L’auteur de cet amendement s’oppose vivement à la stratégie actuelle du Gouvernement, qui vise à faire des économies cachées sur les opérateurs de l’État, et en particulier sur les universités, en ne compensant pas, ou de manière très partielle, des augmentations exogènes de leurs charges – en l’espèce les cotisations employeurs au CAS Pensions, dont le taux est déterminé par décret.
L’argument avancé par la direction du budget pour justifier cette compensation partielle, à savoir un niveau de trésorerie « élevé », qu’il s’agirait de réduire en ne compensant pas la hausse du CAS Pensions et en forçant ainsi les universités à ponctionner le montant correspondant sur leur trésorerie – argument contestable en soi, même en cas de niveaux élevés de trésorerie – n’a pas lieu d’être pour les universités.
Le niveau de trésorerie des universités est au plus bas, atteignant seulement 100 000 € pour certaines, tandis que leur fonds de roulement représente en moyenne 15 jours de fonctionnement. De plus, les universités rencontrent des difficultés financières croissantes en raison des efforts budgétaires qui leur ont été demandés depuis plusieurs années, et l’absence de compensation de l’augmentation exogène de leurs dépenses (GVT non compensé ; mesures salariales Guérini à moitié compensées, ce qui représente 150 M€/an non financés ; coûts supplémentaires liés à l’augmentation du prix de l’énergie et à l’inflation à hauteur de 350 M€/an, etc.).
Les conséquences pour les universités d’une compensation très partielle des dépenses liées au CAS Pensions seraient multiples et concrètes : aggravation du déficit d’exploitation de plusieurs universités, contraction des recrutements statutaires, gel des opérations d’investissement urgentes.
En bref, ces économies forcées mettraient gravement à mal la capacité des universités à mener à bien leurs missions.

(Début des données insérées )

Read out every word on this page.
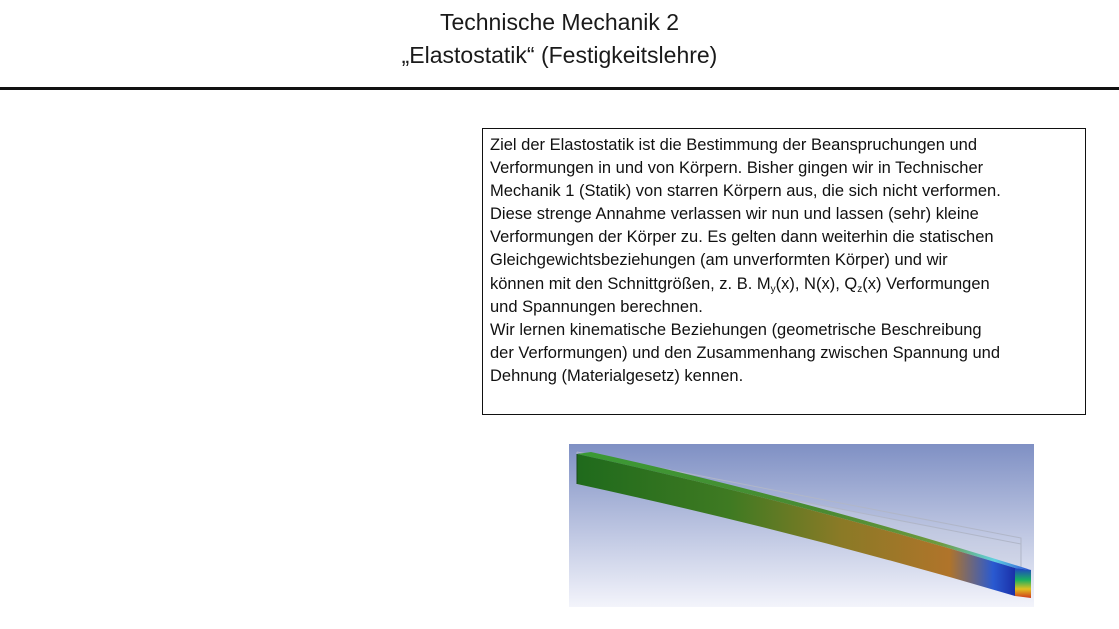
Technische Mechanik 2
„Elastostatik“ (Festigkeitslehre)
Ziel der Elastostatik ist die Bestimmung der Beanspruchungen und
Verformungen in und von Körpern. Bisher gingen wir in Technischer
Mechanik 1 (Statik) von starren Körpern aus, die sich nicht verformen.
Diese strenge Annahme verlassen wir nun und lassen (sehr) kleine
Verformungen der Körper zu. Es gelten dann weiterhin die statischen
Gleichgewichtsbeziehungen (am unverformten Körper) und wir
können mit den Schnittgrößen, z. B. $M_y(x)$, N(x), $Q_z(x)$ Verformungen
und Spannungen berechnen.
Wir lernen kinematische Beziehungen (geometrische Beschreibung
der Verformungen) und den Zusammenhang zwischen Spannung und
Dehnung (Materialgesetz) kennen.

Par cet amendement, il est donc proposé d’abonder, en AE et CP, de 76,300172 millions d’euros l’action 1 « Formation initiale et continue du baccalauréat à la licence » du programme 150 « Formations supérieures et recherche universitaire », de 33,745926 millions d’euros l’action 2 « Formation initiale et continue de niveau master » du programme 150 « Formations supérieures et recherche universitaire » et de 9,953902 millions d’euros l’action 3 « Formation initiale et continue de niveau doctorat » du programme 150 « Formations supérieures et recherche universitaire », et pour des questions de recevabilité financière de compenser ces crédits par une annulation en AE et CP d’un montant équivalent de crédits, soit 120 millions d’euros, à l’action 1 « Pilotage et animation » du programme 172 « Recherches scientifiques et technologiques pluridisciplinaires ».
La baisse de crédits sur l’action 1 du programme 172 résulte des obligations de gage, sans que cette diminution ne soit évidemment souhaitée. L’auteur de l’amendement appelle donc le Gouvernement à lever le gage pour ne pas diminuer les crédits alloués aux organismes de recherche.